Easter Sunday

Easter Sunday
Psalm: Psalm 118
Reading 1: Acts 10:34-43
Reading 2: Colossians 3:1-4
Gospel: John 20:1-18

God tells the most surprising stories.

On Saturday we were lost in darkness and doubt. We paused to feel the weight of all the pain and sorrow. We wept with those who weep. We were caught in a moment of eclipse or under a shadow. But today, we pause to glimpse the other moments. The moments of life and of light; of truth and of joy. After all, an eclipse can only occur when there is a sun. In the words of that old Switchfoot song, “the shadow proves the sunshine.”

But that cliche is only possible because of God. We all know that darkness can exist without light. Space is just a vacuum. We can all read the opening lines of our bible and see that in the beginning there was only darkness. And this is where God begins telling his surprising story.

God said, “Let there be light,” and there was light.

What was that moment like? The first ever eruption of light—an interruption of darkness. It was from that moment that this duality of light and darkness has existed. And the light has persisted. In fact, our hope is that the light will eventually burn out the darkness.

What was that moment like? Probably not unlike the moment we celebrate on Easter. When Mary came to the tomb “while it was still dark” only to find it empty. The first ever resurrection—an interruption of death. It was from that moment that life has spread through the earth. The life has persisted. Our hope is that this life will stretch out beyond death.

God’s stories are surprising because they are not what we’re used to. His story runs contrary to our experience. Extinguished flames don’t reignite. Overturned neighborhoods don’t rebuild themselves. Barren and virgin wombs don’t bring forth life. Enslaved and marginal people are not glorified. Death doesn’t lead to resurrection. Or does it?

What I am learning from this season of Easter is how the resurrection of Jesus invites us to see the world in an entirely new way! In the resurrection God is inviting us and beckoning us to imagine a world where life does stem from death; where darkness does come out of light.

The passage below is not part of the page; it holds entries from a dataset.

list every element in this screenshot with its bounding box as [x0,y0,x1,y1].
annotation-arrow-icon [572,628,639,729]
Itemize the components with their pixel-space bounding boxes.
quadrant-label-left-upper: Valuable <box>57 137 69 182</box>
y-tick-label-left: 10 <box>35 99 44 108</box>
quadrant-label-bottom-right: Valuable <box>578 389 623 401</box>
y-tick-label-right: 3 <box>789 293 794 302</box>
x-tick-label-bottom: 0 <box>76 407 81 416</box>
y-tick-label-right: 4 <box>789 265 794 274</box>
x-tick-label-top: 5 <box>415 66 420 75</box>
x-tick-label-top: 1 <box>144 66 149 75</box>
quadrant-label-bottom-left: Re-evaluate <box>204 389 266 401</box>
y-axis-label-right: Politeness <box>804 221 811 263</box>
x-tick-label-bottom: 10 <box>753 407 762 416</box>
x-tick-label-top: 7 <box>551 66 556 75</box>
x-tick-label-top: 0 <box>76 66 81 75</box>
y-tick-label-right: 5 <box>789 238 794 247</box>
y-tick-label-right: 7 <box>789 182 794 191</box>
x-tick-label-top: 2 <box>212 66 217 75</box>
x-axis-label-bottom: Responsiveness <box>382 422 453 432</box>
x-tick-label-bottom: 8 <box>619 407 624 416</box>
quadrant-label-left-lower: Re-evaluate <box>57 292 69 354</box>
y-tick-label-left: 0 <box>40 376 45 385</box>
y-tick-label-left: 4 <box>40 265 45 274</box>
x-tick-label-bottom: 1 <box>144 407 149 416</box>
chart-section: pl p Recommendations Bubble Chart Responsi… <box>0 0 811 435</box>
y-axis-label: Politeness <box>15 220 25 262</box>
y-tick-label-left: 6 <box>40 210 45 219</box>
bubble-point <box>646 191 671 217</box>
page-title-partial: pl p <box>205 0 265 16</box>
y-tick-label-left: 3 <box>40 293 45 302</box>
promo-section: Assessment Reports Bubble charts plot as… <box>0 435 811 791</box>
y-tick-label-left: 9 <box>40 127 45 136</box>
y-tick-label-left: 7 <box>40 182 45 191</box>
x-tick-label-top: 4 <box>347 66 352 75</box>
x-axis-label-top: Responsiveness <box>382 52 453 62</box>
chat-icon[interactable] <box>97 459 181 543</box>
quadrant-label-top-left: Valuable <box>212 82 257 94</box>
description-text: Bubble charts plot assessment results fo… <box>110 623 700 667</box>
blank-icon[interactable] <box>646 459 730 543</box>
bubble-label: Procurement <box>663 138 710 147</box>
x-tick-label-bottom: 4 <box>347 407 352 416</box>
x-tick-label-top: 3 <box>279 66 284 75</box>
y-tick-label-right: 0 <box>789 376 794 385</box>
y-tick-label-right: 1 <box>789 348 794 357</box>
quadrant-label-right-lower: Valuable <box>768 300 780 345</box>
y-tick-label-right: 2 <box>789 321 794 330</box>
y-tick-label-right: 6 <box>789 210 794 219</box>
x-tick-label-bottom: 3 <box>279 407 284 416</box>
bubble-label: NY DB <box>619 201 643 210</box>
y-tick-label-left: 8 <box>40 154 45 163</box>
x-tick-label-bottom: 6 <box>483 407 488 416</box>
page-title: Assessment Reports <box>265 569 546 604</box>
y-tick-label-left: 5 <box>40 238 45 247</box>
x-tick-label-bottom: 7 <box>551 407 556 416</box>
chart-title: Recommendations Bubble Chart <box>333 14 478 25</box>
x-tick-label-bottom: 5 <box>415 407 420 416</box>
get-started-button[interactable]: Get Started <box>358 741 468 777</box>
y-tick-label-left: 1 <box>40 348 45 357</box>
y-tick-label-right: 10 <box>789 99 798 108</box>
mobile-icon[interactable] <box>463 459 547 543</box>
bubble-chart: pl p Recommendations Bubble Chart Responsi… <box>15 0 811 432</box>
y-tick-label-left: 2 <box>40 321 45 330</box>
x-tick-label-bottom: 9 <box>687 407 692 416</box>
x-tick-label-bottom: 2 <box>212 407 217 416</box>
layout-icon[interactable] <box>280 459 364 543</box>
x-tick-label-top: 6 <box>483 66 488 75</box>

So, “if you have been raised with Christ, seek the things that are above, where Christ is, seated at the right hand of God.” This doesn’t mean that we ought to be some far-off other-worldly people. It means that we should re-imagine the world according to the resurrection! Don’t think like death anymore; think like life! Dream of the possibilities of life and of resurrection. And while it’s still true that overturned homes don’t rebuild themselves, as God’s people we can be the ones to hold and hope and to rebuild. Let us be that people. People of the resurrection, bringing the world back to life.

O God of glory,
in the Easter dawn
you raised Jesus from death to life.
As we are united with him in death,
so unite us with him in resurrection,
that we may walk in newness of life
and re-imagine the world as you have made it. Amen.